Profile
General Information
Zanaflex (tizanidine hydrochloride) is a central alpha-2-adrenergic agonist.
Zanaflex is specifically indicated for the management of spasticity. Because of the short duration of therapeutic effect, treatment with Zanaflex should be reserved for those daily activities and times when relief of spasticity is most important.
Zanaflex is supplied as a capsule and a tablet. The recommended starting dose is 2 mg; dose can be repeated at 6 to 8 hour intervals, up to a maximum of 3 doses in 24 hours. Dosage can be increased by 2 mg to 4 mg per dose, with 1 to 4 days between increases; total daily dose should not exceed 36 mg.
Tizanidine pharmacokinetics differs between tablets and capsules, and when taken with or without food. These differences could result in a change in tolerability and control of symptoms.

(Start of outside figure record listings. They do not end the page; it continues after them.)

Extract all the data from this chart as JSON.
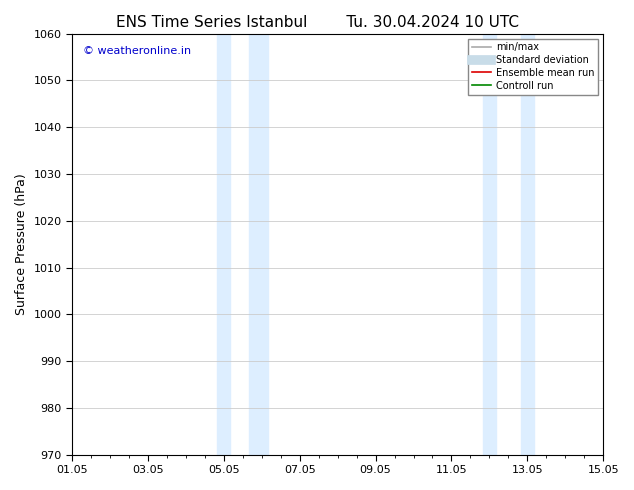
{
  "title_left": "ENS Time Series Istanbul",
  "title_right": "Tu. 30.04.2024 10 UTC",
  "ylabel": "Surface Pressure (hPa)",
  "xlim_num": [
    0,
    14
  ],
  "ylim": [
    970,
    1060
  ],
  "yticks": [
    970,
    980,
    990,
    1000,
    1010,
    1020,
    1030,
    1040,
    1050,
    1060
  ],
  "xticks_labels": [
    "01.05",
    "03.05",
    "05.05",
    "07.05",
    "09.05",
    "11.05",
    "13.05",
    "15.05"
  ],
  "xticks_pos": [
    0,
    2,
    4,
    6,
    8,
    10,
    12,
    14
  ],
  "shaded_regions": [
    {
      "xmin": 3.83,
      "xmax": 4.17,
      "color": "#ddeeff"
    },
    {
      "xmin": 4.67,
      "xmax": 5.17,
      "color": "#ddeeff"
    },
    {
      "xmin": 10.83,
      "xmax": 11.17,
      "color": "#ddeeff"
    },
    {
      "xmin": 11.83,
      "xmax": 12.17,
      "color": "#ddeeff"
    }
  ],
  "watermark_text": "© weatheronline.in",
  "watermark_color": "#0000cc",
  "legend_items": [
    {
      "label": "min/max",
      "color": "#aaaaaa",
      "lw": 1.2,
      "style": "solid"
    },
    {
      "label": "Standard deviation",
      "color": "#c8dce8",
      "lw": 7,
      "style": "solid"
    },
    {
      "label": "Ensemble mean run",
      "color": "#dd0000",
      "lw": 1.2,
      "style": "solid"
    },
    {
      "label": "Controll run",
      "color": "#008800",
      "lw": 1.2,
      "style": "solid"
    }
  ],
  "bg_color": "#ffffff",
  "grid_color": "#cccccc",
  "title_fontsize": 11,
  "axis_label_fontsize": 9,
  "tick_fontsize": 8
}
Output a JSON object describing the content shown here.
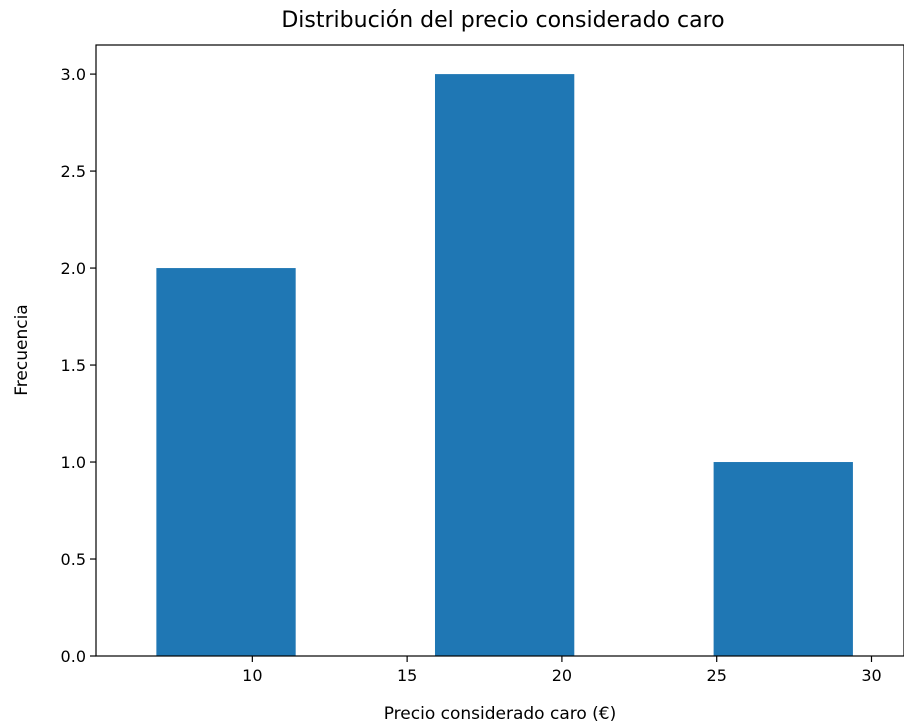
{
  "chart_data": {
    "type": "bar",
    "title": "Distribución del precio considerado caro",
    "xlabel": "Precio considerado caro (€)",
    "ylabel": "Frecuencia",
    "bars": [
      {
        "x_start": 6.9,
        "x_end": 11.4,
        "value": 2
      },
      {
        "x_start": 15.9,
        "x_end": 20.4,
        "value": 3
      },
      {
        "x_start": 24.9,
        "x_end": 29.4,
        "value": 1
      }
    ],
    "xlim": [
      4.95,
      31.05
    ],
    "ylim": [
      0,
      3.15
    ],
    "xticks": [
      10,
      15,
      20,
      25,
      30
    ],
    "xtick_labels": [
      "10",
      "15",
      "20",
      "25",
      "30"
    ],
    "yticks": [
      0,
      0.5,
      1.0,
      1.5,
      2.0,
      2.5,
      3.0
    ],
    "ytick_labels": [
      "0.0",
      "0.5",
      "1.0",
      "1.5",
      "2.0",
      "2.5",
      "3.0"
    ],
    "bar_color": "#1f77b4",
    "grid": false,
    "legend": "none"
  }
}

To discontinue Zanaflex, decrease dose slowly to minimize the risk of withdrawal and rebound hypertension, tachycardia, and hypertonia
Mechanism of Action
Zanaflex (tizanidine hydrochloride) is a central alpha-2-adrenergic agonist. It presumably reduces spasticity by increasing presynaptic inhibition of motor neurons. The effects of tizanidine are greatest on polysynaptic pathways. The overall effect of these actions is thought to reduce facilitation of spinal motor neurons.
Side Effects
Adverse effects associated with the use of Zanafelx may include, but are not limited to, the following:
- dry mouth
- somnolence
- asthenia
- dizziness
- urinary tract infection
- constipation
- liver function tests abnormal
- vomiting
- speech disorder
- amblyopia
- urinary frequency
- flu syndrome
- SGPT/ALT increased
- dyskinesia
- nervousness
- pharyngitis
- rhinitis
Clinical Trial Results
In double-blind, placebo-controlled clinical studies Zanaflex was shown to provide significant relief of spasticity symptoms without causing muscle weakness, which can leave patients unable to perform normal daily activities. Additionally, reported side effects did not include evidence of withdrawal effects. Both weakness and potential withdrawal effects can be characteristic of certain currently approved treatment regimens.